As shown in Figure 2, the topmost panel is showing the divergence when comparing joint probability of observing sample with permuting resample. Nevertheless, if you plot the informatic terms for observing and resamle generated by permuting within levels individually, the trends are almost identical. As you might wonder re-sampling children nodes and permuting root labels might result in breaking correlation between root and children labels, only re-sampling children shows disparate trend across levels from observing samples. Surprisingly, redistributing children labels will have greater effect on root label inference. However, this relation is not symmetric as the root labels are uniformly redistributed for each level (graph at bottom right). At this point, you might deduce the possbility that the sentiment labels of children are more related to the tree structure. But why? Because examing correlation assumption alone is insufficient.

The root preference existing in observing sample still presents in permutation resample. It just no longer favors the same label but any other root label. In the observing sample, the root preference can be shown as root-children matrix with the greatest values along main diagonal due to the root preference for same labels.

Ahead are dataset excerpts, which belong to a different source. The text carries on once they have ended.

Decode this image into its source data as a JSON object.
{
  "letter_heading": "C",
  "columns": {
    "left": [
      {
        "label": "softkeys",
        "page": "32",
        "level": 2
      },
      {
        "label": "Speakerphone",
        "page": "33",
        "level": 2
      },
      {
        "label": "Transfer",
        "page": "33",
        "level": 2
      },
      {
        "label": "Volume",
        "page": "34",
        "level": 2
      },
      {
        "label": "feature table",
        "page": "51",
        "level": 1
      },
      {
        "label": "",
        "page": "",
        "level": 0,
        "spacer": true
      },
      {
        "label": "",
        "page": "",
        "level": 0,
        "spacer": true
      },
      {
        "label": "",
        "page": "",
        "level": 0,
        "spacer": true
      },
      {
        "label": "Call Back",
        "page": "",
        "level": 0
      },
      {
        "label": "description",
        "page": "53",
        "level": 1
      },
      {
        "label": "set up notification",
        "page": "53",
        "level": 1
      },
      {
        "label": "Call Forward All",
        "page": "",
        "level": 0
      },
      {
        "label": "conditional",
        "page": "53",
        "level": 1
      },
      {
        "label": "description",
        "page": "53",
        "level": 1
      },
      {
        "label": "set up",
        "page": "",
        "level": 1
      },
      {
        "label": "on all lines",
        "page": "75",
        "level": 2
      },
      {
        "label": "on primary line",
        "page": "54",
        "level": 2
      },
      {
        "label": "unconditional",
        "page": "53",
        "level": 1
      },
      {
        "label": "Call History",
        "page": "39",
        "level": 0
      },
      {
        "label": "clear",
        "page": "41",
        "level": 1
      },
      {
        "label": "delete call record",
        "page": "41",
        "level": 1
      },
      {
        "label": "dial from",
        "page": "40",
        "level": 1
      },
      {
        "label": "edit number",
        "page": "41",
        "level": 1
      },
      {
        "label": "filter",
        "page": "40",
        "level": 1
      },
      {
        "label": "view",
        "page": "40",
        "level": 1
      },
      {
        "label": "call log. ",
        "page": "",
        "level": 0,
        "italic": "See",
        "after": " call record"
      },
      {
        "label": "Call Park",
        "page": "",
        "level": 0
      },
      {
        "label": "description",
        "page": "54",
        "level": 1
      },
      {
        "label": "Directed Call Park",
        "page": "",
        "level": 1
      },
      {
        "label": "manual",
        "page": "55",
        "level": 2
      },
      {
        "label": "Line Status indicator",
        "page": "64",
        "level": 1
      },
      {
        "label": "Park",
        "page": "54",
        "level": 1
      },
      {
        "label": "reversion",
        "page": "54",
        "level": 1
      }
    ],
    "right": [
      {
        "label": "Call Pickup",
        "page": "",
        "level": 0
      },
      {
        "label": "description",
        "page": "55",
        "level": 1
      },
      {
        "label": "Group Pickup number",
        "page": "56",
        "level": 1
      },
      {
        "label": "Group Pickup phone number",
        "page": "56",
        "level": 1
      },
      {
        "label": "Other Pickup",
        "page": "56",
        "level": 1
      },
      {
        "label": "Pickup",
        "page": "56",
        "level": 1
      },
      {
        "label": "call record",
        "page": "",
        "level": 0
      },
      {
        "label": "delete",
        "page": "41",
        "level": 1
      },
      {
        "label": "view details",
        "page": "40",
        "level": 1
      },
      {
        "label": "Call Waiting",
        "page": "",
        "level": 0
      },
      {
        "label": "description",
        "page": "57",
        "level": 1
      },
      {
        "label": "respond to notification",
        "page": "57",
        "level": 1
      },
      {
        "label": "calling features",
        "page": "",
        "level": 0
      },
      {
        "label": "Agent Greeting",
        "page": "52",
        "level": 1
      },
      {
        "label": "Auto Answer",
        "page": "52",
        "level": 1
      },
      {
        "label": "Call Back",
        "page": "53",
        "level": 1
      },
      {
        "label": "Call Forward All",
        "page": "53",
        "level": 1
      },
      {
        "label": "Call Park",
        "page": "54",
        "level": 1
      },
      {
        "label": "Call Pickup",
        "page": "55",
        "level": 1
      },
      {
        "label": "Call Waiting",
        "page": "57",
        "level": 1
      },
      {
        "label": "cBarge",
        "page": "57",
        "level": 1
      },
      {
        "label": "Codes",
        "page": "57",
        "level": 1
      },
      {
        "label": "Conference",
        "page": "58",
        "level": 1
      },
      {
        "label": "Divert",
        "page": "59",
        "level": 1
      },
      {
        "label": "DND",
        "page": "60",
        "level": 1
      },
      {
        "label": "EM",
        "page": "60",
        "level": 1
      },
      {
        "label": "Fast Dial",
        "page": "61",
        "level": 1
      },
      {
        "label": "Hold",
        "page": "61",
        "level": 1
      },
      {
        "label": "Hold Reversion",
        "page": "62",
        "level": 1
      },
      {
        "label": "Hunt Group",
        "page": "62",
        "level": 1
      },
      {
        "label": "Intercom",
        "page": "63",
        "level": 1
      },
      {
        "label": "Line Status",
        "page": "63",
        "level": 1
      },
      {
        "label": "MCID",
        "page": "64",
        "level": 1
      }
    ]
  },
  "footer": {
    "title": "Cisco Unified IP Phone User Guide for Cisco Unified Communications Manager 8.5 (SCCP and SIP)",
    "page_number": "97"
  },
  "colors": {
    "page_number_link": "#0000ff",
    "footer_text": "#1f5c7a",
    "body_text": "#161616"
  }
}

Shuffling root labels will break this trend and root-children matrix does not have perfect matching showing in main diagonal but scattering at off diagonal entries (as shown in the Figure 4, the entries at diagonal for the observing sample are shifting to off diagonal in permute resample. Uniform resample children labels barely shows any preference). As a consequence, random correlation but no positive way will provide no entropy term when treating in average. Even though permuting root cannot break correlation as resampling children labels, we still can see deviation between the observing and permuting resample and decrease as the level increase when comparing them together with divergence.